Top 10 best ways to prepare pickled zucchini for the winter.
With added mint
Mint gives the dish an original fresh aroma. It has a coloring property, so the brine will be slightly greenish, do not be alarmed. You will need 1 three-liter and 1 one and a half liter jar.
Ingredients:
- 2 kg of cucumbers;
- 3 cloves of garlic;
- 3 sprigs of mint;
- 1 sprig of basil;
- 3 peas of allspice;
- 1 liter of water;
- 150 g vinegar;
- 100 g salt;
- 50 g sugar.
Preparation:
- Place mint, garlic and basil on the bottom of the jars.
- Wash the cucumbers and cut off the stems.
- Place vegetables in jars.
- Pour boiling water over top for 15 minutes. Drain the water. Repeat this procedure again. Only the second time pour the water into the pan.
- Add salt, sugar, pepper and vinegar to a saucepan with water. Boil.
- Pour marinade over cucumbers. Roll up the cans.
Tips and tricks
Jars and lids must be sterilized before use to prevent the preservation from spoiling.
They should be washed thoroughly with baking soda. Then boil in a large container or hold over hot steam for 10 minutes. In this case, you will need to get tongs with which you will hold hot containers over steam or pull them out of boiling water.
You can do disinfection in the oven at 100-120 degrees.
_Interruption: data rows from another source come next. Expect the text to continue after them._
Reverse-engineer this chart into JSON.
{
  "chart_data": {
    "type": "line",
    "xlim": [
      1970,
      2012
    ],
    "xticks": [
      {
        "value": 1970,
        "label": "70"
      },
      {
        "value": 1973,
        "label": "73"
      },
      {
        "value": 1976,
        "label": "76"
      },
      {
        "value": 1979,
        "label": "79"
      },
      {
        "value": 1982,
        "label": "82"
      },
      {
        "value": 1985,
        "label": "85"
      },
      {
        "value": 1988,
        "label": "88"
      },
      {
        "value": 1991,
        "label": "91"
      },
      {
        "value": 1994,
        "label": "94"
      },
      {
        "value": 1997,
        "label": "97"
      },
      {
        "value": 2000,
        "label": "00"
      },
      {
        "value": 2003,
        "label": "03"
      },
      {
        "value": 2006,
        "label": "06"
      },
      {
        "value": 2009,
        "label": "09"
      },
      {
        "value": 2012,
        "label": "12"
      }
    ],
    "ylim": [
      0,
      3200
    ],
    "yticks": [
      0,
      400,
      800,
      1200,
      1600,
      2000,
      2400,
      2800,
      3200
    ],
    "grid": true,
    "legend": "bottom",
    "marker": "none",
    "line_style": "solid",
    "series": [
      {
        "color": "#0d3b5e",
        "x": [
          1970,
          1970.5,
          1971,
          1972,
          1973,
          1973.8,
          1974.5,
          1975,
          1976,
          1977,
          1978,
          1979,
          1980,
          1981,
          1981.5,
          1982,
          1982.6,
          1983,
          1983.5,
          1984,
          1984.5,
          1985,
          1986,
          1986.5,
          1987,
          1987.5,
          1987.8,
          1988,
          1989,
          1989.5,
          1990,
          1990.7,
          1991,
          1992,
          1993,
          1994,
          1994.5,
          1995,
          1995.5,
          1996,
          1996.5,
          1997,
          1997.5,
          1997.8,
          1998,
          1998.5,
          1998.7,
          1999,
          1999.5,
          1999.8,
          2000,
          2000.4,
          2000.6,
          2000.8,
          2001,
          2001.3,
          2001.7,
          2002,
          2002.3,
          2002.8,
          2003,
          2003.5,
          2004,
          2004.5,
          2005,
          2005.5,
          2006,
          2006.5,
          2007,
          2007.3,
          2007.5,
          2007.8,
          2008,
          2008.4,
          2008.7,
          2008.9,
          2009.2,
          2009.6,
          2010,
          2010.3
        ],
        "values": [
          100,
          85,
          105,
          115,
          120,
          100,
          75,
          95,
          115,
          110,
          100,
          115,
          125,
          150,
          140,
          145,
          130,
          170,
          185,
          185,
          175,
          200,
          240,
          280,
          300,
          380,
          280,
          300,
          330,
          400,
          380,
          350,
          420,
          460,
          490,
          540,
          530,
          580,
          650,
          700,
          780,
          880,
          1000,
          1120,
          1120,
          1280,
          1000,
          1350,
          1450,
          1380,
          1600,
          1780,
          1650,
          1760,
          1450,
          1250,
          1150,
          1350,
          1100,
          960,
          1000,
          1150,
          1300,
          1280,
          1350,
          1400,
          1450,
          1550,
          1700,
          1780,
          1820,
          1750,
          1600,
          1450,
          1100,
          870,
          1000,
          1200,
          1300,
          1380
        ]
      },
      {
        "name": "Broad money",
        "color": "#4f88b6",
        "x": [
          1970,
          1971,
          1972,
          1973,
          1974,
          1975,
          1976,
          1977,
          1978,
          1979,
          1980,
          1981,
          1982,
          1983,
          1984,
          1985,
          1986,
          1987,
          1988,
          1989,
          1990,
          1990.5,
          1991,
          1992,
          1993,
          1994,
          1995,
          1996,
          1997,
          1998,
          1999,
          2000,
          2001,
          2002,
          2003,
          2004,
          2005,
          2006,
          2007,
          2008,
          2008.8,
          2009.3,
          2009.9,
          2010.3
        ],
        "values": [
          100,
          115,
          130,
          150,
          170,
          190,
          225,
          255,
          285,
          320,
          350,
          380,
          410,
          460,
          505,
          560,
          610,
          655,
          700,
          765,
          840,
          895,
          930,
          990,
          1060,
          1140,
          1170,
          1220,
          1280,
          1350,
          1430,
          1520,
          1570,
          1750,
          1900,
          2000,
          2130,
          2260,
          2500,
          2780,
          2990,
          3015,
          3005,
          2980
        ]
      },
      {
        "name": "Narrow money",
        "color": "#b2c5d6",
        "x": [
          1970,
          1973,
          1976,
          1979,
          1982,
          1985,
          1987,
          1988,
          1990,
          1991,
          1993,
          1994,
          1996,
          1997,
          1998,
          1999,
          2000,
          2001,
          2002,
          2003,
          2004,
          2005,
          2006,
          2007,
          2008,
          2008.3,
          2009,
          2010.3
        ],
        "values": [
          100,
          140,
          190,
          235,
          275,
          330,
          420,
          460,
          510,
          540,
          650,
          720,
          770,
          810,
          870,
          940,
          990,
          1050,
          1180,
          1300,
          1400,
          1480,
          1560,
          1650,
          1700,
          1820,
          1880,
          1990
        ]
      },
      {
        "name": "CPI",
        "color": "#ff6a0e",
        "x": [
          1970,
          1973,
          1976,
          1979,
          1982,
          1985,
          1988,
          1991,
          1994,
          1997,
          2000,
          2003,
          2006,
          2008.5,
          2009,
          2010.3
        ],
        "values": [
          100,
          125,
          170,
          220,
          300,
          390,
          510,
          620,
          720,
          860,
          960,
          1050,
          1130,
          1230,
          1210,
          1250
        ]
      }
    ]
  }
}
But in this case, lids with rubber bands will not work. They may dry out and crack.
It is better to choose coarse salt. Extra or iodized salt can cause cucumbers to become very soft and have an unpleasant consistency. And banks can actually explode.
After seaming, the jars must be turned upside down and covered with a blanket. Leave it like this until it cools completely. Better for a day or two.
Storage conditions and periods
The workpieces should be stored in a cool, dark place. A cellar or underground is ideal for these purposes.
When storing in an apartment, the following rules must be observed:
- avoid exposure to sunlight;
- keep cans away from heating appliances;
- do not leave closed jars on the balcony at temperatures below zero (frozen water expands and the jars may leak or burst).
It is also not advisable to store workpieces in the kitchen, since there are constant temperature changes in this room due to the operation of the stove and oven.
Important! Any canned vegetables can be consumed only within two years after seaming. Even if they look fresh after this period, it is better not to take risks.
Conclusion
Absolutely anyone can pickle cucumbers. A minimum amount of the simplest ingredients: water, salt, pepper, dill, basil - and homemade canned food is ready. Pickled cucumbers with basil for the winter are a universal addition that will successfully complement most Russian dishes.
Store them in a cool, dark place at a temperature no higher than 10°C, and after opening, consume them as soon as possible.